GFW and TNA founder Jeff Jarrett appeared on Colt Cabana's Art of Wrestling podcast to talk about his career in wrestling, WWF, WCW, and several other topics. You can check out highlights of the interview below, and listen to the full podcast above.

* Jarrett says that next year will be in his 30th year in wrestling. He recalls a point where he worked 120 days in a row.

* He talks about the staying power of Jerry Lawler in one area, and puts over how he was able to tell a story over and over each week because he was believable.

* Jarrett said that when Hulkamania came around, every territory went down. Cabana noted that a lot of times when wrestling is hot all wrestling is hot, but that wasn't the case back then.

* Even though his father was a promoter, Jeff wasn't completely on the inside whenever he started with wrestling. He told a story of Jimmy Hart picking him up after basketball camp, and that was one of the ways he realized things were a work.

* Jarrett started out working in concessions, and talked about the huge markup for concession products

See Also: Jeff Jarrett On TNA Cancellation Rumors, If GFW Has Spoken With Destination America

* Jarrett played college basketball one year, and knew he wasn't going to make it to the next level and fall out of love with it. Cabana shared a similar story with football.

* Jarrett said that as soon as he signed with WWE he was working with Bret Hart on the road because Jerry Lawler couldn't go.

* Jarrett had offers to go to WCW/NWA in 1990, 1991 and 1993, but passed them up.

* Jeff said that his dad was on Vince McMahon's payroll during the steroid scandal, so they both kind of knew that it was time to make that change.

* He said that he worked as a heel for the first time in WWF. He said that the character was actually similar to him.

* "With my baby tonight" is a Jim Johnston composed theme.

* Lawler and Jerry Jarrett bought Handsome Jimmy Valiant a house to try to get him to make his main territory Memphis.

* He says it wasn't hard to tell when your time in a territory was up. If you were losing 8 weeks in a row, it was probably time to get booked in a different area.

* Jarrett says most territories had core groups of guys they knew they could rely on. For every other spot, there was basically a hotline to get a supporting cast.

* He said Ultimate Warrior and Sting showed up on his dad's doorstep on Thanksgiving 1985, and within a few years they were world champions elsewhere.

* Jeff talks about how getting over was more important than a one-time paycheck at the time, because he wanted to have a career in the business.

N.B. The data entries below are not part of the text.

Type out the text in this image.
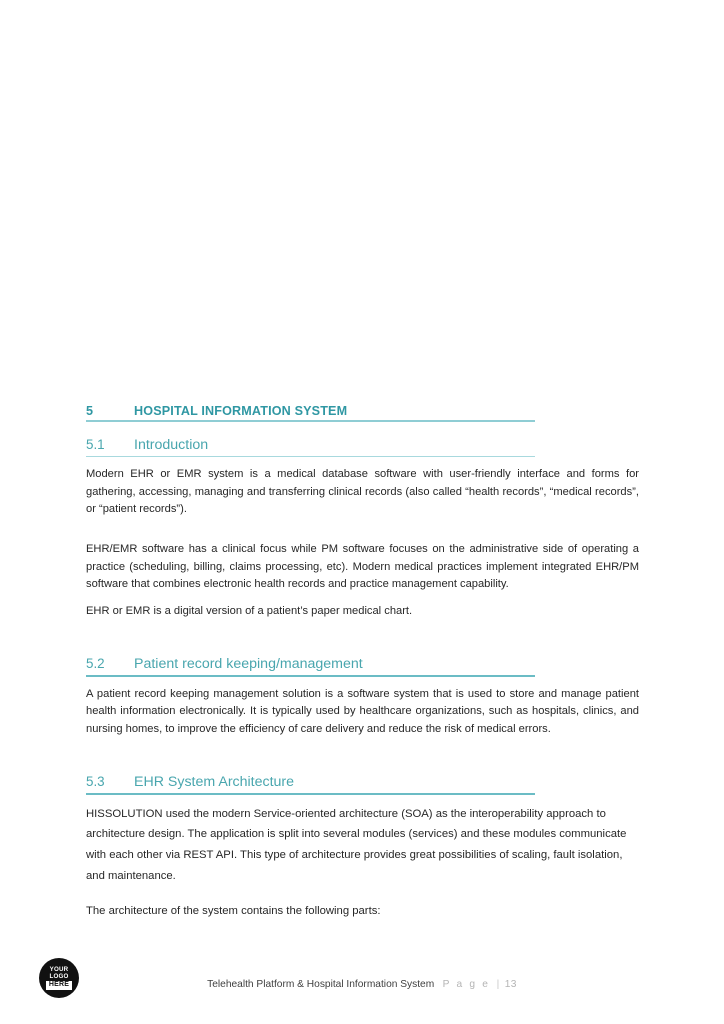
5	HOSPITAL INFORMATION SYSTEM
5.1	Introduction

Modern EHR or EMR system is a medical database software with user-friendly interface and forms for gathering, accessing, managing and transferring clinical records (also called “health records”, “medical records”, or “patient records”).

EHR/EMR software has a clinical focus while PM software focuses on the administrative side of operating a practice (scheduling, billing, claims processing, etc). Modern medical practices implement integrated EHR/PM software that combines electronic health records and practice management capability.

EHR or EMR is a digital version of a patient’s paper medical chart.

5.2	Patient record keeping/management

A patient record keeping management solution is a software system that is used to store and manage patient health information electronically. It is typically used by healthcare organizations, such as hospitals, clinics, and nursing homes, to improve the efficiency of care delivery and reduce the risk of medical errors.

5.3	EHR System Architecture

HISSOLUTION used the modern Service-oriented architecture (SOA) as the interoperability approach to architecture design. The application is split into several modules (services) and these modules communicate with each other via REST API. This type of architecture provides great possibilities of scaling, fault isolation, and maintenance.

The architecture of the system contains the following parts:

YOUR
LOGO
HERE	Telehealth Platform & Hospital Information System P a g e | 13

* Jarrett says someone should write a thesis of unwritten rules in wrestling during the territory days.

* Colt says he's seen the first episode of GFW: Amped, and it has a different feel to it, like a documentary style feel to the show. Jarrett says he doesn't want it to be a reality-style program because of the Kardashian-Duck Dynasty style stigma. He wants it to be real in the sense that everyone has a story and people can identify with each talent.

* He talks about how almost any kind of match can sell. He talks about how a 'loser eats dog food' match did great business for them, but they eventually ran their course.

* Jarrett talks about failure often breeding success. Successful people find the things that work in failure and tweak them in an effort to make them more successful. He says that's what he's trying to do.

* Jarrett says that wrestling talent's lives would bore people 90 percent of the time. They need to find that ten percent of that would compel the wrestling fans. He points to Chris Masters' story.

* Jarrett puts over Global Force Wrestling to close the show.